For decades, South Florida has welcomed wave after wave of people fleeing political and economic unrest in their home countries. Cubans. Haitians. Nicaraguans. Colombians. In a region awash with exiles, you would think it would be easy to accommodate the latest swell of refugees.
Tell that to a Syrian.
The number of Syrian refugees coming to Florida has spiked in recent years, as the U.S. has started to accept more people escaping the war-torn Middle Eastern nation. But resettling these newest immigrants has proven challenging for aid agencies, charities and volunteers who help the new arrivals. Syrians don’t have a large community of their countrymen awaiting them — or many Arabic speakers with whom they can communicate.

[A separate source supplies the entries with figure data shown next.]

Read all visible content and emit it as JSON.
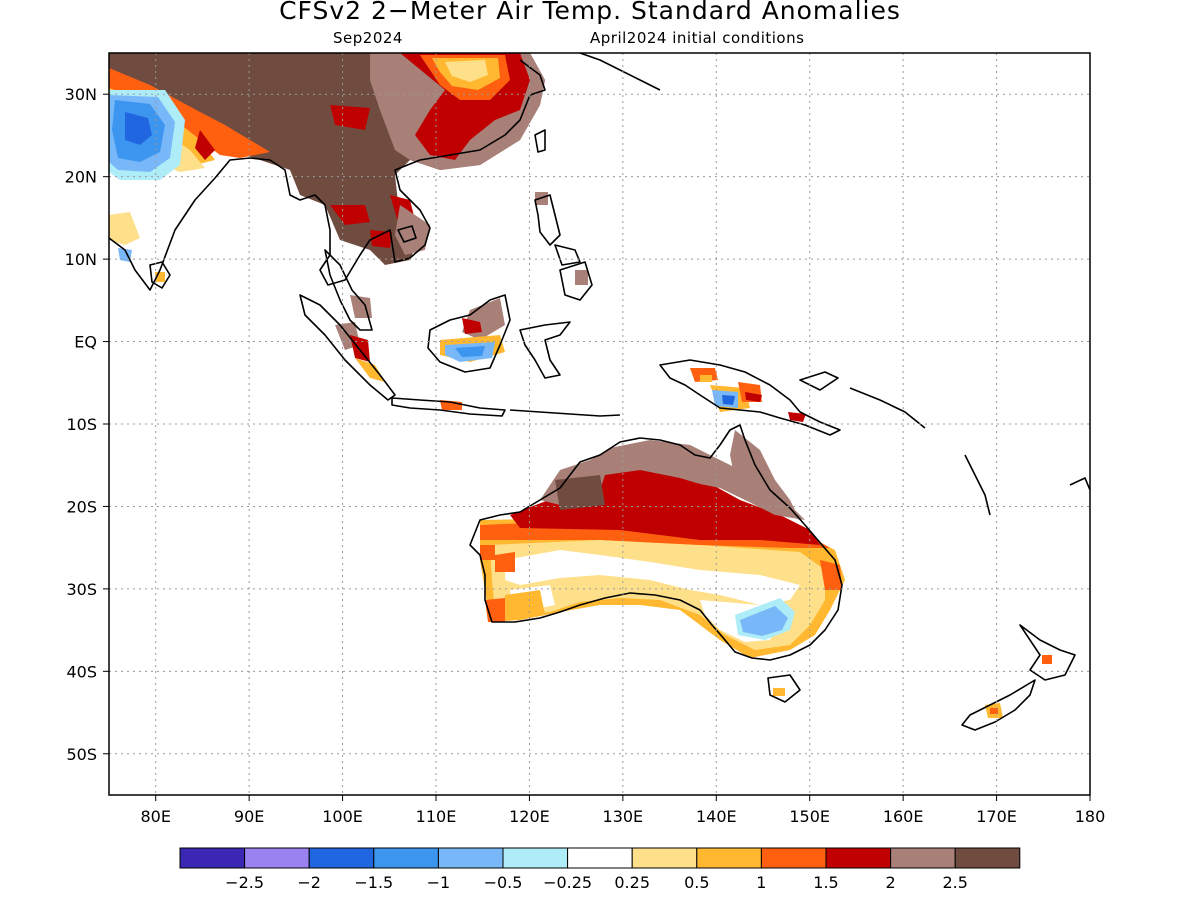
{
  "header": {
    "title": "CFSv2 2−Meter Air Temp. Standard Anomalies",
    "valid_month": "Sep2024",
    "init_conditions": "April2024 initial conditions"
  },
  "map": {
    "lon_range": [
      75,
      180
    ],
    "lat_range": [
      -55,
      35
    ],
    "lat_ticks": [
      {
        "value": 30,
        "label": "30N"
      },
      {
        "value": 20,
        "label": "20N"
      },
      {
        "value": 10,
        "label": "10N"
      },
      {
        "value": 0,
        "label": "EQ"
      },
      {
        "value": -10,
        "label": "10S"
      },
      {
        "value": -20,
        "label": "20S"
      },
      {
        "value": -30,
        "label": "30S"
      },
      {
        "value": -40,
        "label": "40S"
      },
      {
        "value": -50,
        "label": "50S"
      }
    ],
    "lon_ticks": [
      {
        "value": 80,
        "label": "80E"
      },
      {
        "value": 90,
        "label": "90E"
      },
      {
        "value": 100,
        "label": "100E"
      },
      {
        "value": 110,
        "label": "110E"
      },
      {
        "value": 120,
        "label": "120E"
      },
      {
        "value": 130,
        "label": "130E"
      },
      {
        "value": 140,
        "label": "140E"
      },
      {
        "value": 150,
        "label": "150E"
      },
      {
        "value": 160,
        "label": "160E"
      },
      {
        "value": 170,
        "label": "170E"
      },
      {
        "value": 180,
        "label": "180"
      }
    ],
    "gridlines": true
  },
  "colorbar": {
    "colors": [
      "#3a28b4",
      "#9a82f0",
      "#2066e0",
      "#3c96f0",
      "#78b8f8",
      "#aeecf8",
      "#ffffff",
      "#ffe08a",
      "#ffb830",
      "#ff6010",
      "#c00000",
      "#a88078",
      "#704c40"
    ],
    "labels": [
      "−2.5",
      "−2",
      "−1.5",
      "−1",
      "−0.5",
      "−0.25",
      "0.25",
      "0.5",
      "1",
      "1.5",
      "2",
      "2.5"
    ]
  },
  "palette": {
    "brown": "#704c40",
    "taupe": "#a88078",
    "dark_red": "#c00000",
    "red_orange": "#ff6010",
    "orange": "#ffb830",
    "yellow": "#ffe08a",
    "light_cyan": "#aeecf8",
    "light_blue": "#78b8f8",
    "blue": "#3c96f0",
    "deep_blue": "#2066e0"
  }
}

“Life without language is very hard,” Kamar Byrkdar, a 27-year-old Syrian refugee who arrived in Broward County five months ago with her husband and two children, said through an interpreter. “We want to be able to improve our English so that we’re able to stand on our own two feet.”
When the Byrkdars arrived, after a three-year wait in Lebanon, they had work permits, Medicaid and an apartment west of Fort Lauderdale. But it took three months, Byrkdar said, for anyone to show them how to enroll their kids in school. She and her husband didn’t know how to buy bus fare, much less how to navigate routes. Byrkdar learned where she could sign up for English classes only three weeks ago. Her children remain anxious around the police, whom they associate with war.
Now they have to contend with the emotional stress of President Donald Trump’s travel ban, which barred entry into the U.S. for 90 days for citizens of Iran, Iraq, Libya, Somalia, Sudan, Syria and Yemen. It also indefinitely suspended the admission of Syrian refugees, and prohibited refugees from all other countries for 120 days.